Nearly half the schools in the 53,000-student Seattle district have gender-neutral restrooms, and students can also use the bathrooms in the school nurse's office, spokeswoman Stacy Howard said.
The National School Boards Association has published guidelines for its members in dealing with transgender students. It stops short of telling them exactly what to do, instead advising them to work with their attorneys to determine the best course amid a "shifting legal landscape."
Francisco Negron, chief attorney for the organization, said there is a "disconnect" between what is happening in various states and what the federal government is demanding, "and school districts are caught in the middle."
Transgender students, parents applaud move
Tyler, whose 15-year-old transgender son attends the Raleigh high school, said she cried when she heard about the Obama administration directive.
"It means a lot to our kid. People don't realize that these kids in schools weren't having any bathroom issues before," she said.
Since the passage of House Bill 2, Tyler's son has been doing his schoolwork under a special arrangement that allows him to take classes mostly from home.
Durham School of the Arts student Cailin Clarke said she welcomes the federal directive.
"One of my best friends is trans, and he can't use the bathroom," Clarke said. "He has to walk across the school to use the bathroom where he's safe. and it's really alarming."

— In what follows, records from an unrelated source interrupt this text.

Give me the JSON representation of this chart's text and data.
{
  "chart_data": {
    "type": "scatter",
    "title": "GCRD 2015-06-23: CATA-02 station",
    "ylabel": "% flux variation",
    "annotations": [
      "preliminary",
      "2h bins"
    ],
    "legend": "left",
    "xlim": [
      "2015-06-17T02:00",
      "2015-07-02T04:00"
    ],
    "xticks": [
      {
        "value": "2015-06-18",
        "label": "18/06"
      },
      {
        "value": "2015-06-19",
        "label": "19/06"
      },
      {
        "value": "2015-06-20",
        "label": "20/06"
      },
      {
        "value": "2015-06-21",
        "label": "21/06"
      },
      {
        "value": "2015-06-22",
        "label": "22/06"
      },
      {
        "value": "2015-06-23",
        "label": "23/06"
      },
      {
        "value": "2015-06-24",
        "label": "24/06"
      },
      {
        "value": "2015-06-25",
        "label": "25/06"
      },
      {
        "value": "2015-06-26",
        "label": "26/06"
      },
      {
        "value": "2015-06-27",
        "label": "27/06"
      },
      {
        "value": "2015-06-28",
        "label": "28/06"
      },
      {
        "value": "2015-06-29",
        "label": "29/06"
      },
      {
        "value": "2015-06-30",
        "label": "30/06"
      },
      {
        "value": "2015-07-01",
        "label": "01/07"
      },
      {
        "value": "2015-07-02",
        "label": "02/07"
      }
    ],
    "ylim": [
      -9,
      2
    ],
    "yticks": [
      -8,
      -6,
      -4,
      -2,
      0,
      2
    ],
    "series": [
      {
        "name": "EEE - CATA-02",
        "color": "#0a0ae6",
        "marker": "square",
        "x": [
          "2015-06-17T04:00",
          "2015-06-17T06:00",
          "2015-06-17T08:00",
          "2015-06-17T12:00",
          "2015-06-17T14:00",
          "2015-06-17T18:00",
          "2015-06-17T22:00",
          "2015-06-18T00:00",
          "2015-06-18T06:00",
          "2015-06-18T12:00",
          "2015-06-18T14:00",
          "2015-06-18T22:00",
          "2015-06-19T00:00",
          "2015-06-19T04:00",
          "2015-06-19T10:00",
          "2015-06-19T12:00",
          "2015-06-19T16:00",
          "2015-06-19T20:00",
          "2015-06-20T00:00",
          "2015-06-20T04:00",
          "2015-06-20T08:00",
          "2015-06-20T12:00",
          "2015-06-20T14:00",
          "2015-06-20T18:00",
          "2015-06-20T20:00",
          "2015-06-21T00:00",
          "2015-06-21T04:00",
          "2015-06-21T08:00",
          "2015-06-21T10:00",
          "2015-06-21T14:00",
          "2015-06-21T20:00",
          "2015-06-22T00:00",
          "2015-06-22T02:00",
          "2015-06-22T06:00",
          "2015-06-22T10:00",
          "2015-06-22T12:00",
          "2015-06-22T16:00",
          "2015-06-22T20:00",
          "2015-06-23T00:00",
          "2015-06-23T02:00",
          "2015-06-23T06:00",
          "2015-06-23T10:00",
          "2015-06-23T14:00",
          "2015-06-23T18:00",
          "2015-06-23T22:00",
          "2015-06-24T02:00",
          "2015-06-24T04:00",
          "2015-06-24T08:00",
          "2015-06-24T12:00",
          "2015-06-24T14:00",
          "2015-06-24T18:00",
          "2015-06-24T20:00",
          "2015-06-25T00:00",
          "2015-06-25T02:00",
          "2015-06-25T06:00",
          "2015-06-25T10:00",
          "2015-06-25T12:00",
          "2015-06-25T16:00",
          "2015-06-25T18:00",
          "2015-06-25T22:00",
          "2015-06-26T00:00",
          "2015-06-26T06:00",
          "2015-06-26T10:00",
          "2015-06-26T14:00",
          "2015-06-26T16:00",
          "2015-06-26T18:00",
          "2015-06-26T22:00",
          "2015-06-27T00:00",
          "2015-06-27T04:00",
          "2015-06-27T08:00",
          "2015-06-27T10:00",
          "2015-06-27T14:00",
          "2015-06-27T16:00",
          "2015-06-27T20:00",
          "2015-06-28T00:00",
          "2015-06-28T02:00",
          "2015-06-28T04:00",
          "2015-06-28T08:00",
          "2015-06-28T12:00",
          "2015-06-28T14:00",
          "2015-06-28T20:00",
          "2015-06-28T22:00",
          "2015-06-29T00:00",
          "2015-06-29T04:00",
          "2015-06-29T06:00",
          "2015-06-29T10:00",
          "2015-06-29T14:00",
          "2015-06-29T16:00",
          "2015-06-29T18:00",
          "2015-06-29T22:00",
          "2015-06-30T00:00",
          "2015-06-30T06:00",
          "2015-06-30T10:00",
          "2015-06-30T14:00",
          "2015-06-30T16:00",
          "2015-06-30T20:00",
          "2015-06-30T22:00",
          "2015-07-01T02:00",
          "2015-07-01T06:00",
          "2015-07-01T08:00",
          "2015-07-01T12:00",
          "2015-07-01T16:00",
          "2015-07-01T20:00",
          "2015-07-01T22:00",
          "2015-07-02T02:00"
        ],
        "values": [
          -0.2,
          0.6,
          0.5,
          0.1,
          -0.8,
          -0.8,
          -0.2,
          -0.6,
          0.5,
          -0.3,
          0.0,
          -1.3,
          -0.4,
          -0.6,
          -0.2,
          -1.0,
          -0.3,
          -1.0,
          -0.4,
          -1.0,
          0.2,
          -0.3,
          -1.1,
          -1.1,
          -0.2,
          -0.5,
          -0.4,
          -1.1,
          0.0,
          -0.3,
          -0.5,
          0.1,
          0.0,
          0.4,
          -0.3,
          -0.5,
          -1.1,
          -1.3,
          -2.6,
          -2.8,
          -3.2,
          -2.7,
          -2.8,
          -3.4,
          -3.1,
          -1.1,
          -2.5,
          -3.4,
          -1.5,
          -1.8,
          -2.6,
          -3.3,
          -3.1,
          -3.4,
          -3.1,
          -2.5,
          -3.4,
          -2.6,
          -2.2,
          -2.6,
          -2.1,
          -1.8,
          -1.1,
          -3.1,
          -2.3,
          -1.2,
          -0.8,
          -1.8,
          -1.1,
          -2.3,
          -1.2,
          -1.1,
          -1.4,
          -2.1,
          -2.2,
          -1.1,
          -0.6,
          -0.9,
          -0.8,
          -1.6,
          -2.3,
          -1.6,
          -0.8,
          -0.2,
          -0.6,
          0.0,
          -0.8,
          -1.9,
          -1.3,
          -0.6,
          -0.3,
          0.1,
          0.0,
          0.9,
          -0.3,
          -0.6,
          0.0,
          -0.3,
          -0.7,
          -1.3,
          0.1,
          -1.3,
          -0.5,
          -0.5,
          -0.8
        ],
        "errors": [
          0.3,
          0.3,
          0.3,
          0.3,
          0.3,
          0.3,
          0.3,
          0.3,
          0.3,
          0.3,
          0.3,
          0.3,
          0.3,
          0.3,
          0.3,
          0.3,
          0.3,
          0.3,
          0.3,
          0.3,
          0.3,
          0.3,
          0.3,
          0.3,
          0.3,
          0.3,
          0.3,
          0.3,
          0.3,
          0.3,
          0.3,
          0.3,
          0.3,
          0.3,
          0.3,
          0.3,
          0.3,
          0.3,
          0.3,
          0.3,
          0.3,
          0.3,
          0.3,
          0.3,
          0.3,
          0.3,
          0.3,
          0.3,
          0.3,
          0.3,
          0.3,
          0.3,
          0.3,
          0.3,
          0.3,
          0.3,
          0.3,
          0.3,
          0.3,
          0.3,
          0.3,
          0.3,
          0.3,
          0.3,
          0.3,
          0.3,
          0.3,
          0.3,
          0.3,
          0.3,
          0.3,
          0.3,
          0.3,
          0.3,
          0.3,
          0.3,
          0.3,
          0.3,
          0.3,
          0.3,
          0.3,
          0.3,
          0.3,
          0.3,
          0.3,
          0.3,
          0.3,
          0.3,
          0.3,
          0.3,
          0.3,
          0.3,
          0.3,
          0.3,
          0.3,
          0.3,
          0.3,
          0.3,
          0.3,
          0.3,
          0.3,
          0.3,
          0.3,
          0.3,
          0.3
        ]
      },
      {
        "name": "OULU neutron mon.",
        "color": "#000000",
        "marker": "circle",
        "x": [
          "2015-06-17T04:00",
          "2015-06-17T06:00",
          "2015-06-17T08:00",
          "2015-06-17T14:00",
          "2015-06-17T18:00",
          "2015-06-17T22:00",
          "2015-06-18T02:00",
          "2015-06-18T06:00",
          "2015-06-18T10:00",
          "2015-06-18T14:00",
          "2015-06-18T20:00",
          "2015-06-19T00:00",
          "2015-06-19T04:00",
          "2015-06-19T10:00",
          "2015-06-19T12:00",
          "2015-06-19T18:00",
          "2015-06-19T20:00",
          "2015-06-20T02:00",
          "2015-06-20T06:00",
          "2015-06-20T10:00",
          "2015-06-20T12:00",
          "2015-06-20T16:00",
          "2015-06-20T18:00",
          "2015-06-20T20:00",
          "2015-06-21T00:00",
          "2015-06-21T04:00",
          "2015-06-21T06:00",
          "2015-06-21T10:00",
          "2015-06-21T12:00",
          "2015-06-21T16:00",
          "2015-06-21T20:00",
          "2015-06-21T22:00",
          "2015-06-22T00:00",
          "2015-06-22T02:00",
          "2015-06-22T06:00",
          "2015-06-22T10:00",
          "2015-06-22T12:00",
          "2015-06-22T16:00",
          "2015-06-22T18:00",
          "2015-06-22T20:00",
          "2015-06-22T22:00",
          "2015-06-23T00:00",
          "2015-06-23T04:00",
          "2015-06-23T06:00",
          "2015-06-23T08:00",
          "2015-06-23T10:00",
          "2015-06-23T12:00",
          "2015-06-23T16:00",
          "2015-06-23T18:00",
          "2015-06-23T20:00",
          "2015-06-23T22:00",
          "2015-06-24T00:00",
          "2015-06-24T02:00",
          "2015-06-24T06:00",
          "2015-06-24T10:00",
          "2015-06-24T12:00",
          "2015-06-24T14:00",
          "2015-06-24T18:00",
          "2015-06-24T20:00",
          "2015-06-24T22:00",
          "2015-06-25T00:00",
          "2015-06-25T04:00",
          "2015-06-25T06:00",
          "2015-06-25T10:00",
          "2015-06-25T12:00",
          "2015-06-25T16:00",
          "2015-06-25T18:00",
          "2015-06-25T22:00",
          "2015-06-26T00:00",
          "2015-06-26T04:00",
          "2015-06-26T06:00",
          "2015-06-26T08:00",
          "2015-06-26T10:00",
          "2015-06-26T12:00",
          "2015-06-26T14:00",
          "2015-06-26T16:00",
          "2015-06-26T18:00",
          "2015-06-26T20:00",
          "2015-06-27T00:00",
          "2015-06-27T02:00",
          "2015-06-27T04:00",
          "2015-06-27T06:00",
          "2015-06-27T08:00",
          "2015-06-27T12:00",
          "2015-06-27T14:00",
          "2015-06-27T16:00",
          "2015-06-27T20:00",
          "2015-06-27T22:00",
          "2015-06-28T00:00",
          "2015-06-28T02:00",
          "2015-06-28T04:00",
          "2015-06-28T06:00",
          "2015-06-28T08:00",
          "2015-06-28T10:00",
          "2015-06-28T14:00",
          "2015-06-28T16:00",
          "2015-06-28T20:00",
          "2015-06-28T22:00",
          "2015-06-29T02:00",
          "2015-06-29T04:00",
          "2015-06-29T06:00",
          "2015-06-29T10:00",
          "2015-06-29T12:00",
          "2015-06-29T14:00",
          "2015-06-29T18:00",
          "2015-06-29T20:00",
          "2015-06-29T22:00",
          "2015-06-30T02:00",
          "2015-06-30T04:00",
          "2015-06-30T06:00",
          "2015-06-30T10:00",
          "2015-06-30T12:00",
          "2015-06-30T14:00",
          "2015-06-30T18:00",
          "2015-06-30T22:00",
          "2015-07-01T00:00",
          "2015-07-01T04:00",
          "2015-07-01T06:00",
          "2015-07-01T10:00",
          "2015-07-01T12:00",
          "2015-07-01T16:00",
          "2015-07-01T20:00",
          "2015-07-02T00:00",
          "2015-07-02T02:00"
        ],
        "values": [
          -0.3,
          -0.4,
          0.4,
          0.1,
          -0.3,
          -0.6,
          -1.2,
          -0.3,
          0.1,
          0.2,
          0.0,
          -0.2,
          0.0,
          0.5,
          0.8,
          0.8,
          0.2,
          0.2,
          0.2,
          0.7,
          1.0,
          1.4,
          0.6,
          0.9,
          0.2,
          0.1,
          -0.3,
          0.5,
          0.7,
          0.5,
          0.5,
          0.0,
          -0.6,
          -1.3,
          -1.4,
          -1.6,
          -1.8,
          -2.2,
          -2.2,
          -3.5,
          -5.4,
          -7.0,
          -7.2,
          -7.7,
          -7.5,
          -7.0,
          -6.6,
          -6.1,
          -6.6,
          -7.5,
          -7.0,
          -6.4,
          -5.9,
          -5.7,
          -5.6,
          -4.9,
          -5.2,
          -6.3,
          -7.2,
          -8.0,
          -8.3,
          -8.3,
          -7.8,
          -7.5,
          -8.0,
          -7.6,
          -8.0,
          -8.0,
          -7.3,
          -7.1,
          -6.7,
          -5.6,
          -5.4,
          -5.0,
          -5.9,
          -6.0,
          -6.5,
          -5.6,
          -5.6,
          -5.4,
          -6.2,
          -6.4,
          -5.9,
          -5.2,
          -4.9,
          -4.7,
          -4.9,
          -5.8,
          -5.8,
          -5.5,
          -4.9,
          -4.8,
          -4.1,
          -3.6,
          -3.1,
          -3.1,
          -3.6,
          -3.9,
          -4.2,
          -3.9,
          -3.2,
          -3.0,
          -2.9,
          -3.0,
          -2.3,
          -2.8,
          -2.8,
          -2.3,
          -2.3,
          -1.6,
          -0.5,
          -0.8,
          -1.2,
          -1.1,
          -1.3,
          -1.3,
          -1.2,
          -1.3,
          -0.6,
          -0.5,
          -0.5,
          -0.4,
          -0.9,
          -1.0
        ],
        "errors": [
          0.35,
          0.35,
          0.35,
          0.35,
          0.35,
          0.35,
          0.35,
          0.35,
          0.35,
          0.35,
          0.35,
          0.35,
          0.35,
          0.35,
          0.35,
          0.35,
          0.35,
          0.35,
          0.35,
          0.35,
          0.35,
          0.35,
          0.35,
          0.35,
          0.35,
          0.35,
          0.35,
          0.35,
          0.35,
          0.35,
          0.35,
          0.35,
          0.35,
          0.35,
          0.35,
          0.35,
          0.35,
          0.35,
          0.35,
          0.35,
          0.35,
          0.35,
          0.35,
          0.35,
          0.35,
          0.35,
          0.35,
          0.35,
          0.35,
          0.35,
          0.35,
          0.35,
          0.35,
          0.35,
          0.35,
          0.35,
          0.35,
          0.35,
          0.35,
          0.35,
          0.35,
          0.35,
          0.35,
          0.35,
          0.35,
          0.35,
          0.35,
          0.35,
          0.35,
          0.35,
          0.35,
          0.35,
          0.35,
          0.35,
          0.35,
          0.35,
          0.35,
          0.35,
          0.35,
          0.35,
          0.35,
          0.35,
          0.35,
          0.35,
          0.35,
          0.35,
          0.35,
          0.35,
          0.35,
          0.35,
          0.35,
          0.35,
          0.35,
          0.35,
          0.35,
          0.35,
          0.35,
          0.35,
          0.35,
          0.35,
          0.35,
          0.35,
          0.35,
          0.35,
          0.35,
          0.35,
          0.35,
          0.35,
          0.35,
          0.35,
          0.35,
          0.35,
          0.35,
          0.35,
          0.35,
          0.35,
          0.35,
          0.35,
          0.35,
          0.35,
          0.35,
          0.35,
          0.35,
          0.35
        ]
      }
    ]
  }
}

Before the law was passed in a one-day emergency legislative session in March, Hunter Schafer, 17, had no problems being accepted by her peers at the North Carolina School of the Arts, a residential high school in Winston-Salem where the Raleigh teen has lived in the girls' dormitory.
With the passage of the law, Schafer said she found herself "just having to decide, do I break the law, or do I put myself in this highly uncomfortable or highly dangerous situation in the men's restroom?"
Eventually, the school gave her her own private restroom.
"Putting me into that box of a grown man going into a women’s restroom is incorrect," said Schafer, one of six transgender people who have challenged House Bill 2 in federal court. "I have to kind of put myself in their shoes and try to understand where they’re coming from, and I truly think that’s a place of misunderstanding."
Her mother, Katy Schafer, said the argument used by House Bill 2 supporters that boys or men would be naked in front of girls is based on a false premise.
"(It's) starting from the assumption that she would want to undress in front of other people," Katy Schafer said. "They’re assuming this child doesn’t want to be private."
Her father, Mac Schafer, was elated to hear the new guidance from the Obama administration.
"As a parent, some of your core instincts are protection for your child," he said. "To know that the federal government is pushing for respect and safe space and rights for Hunter is thrilling."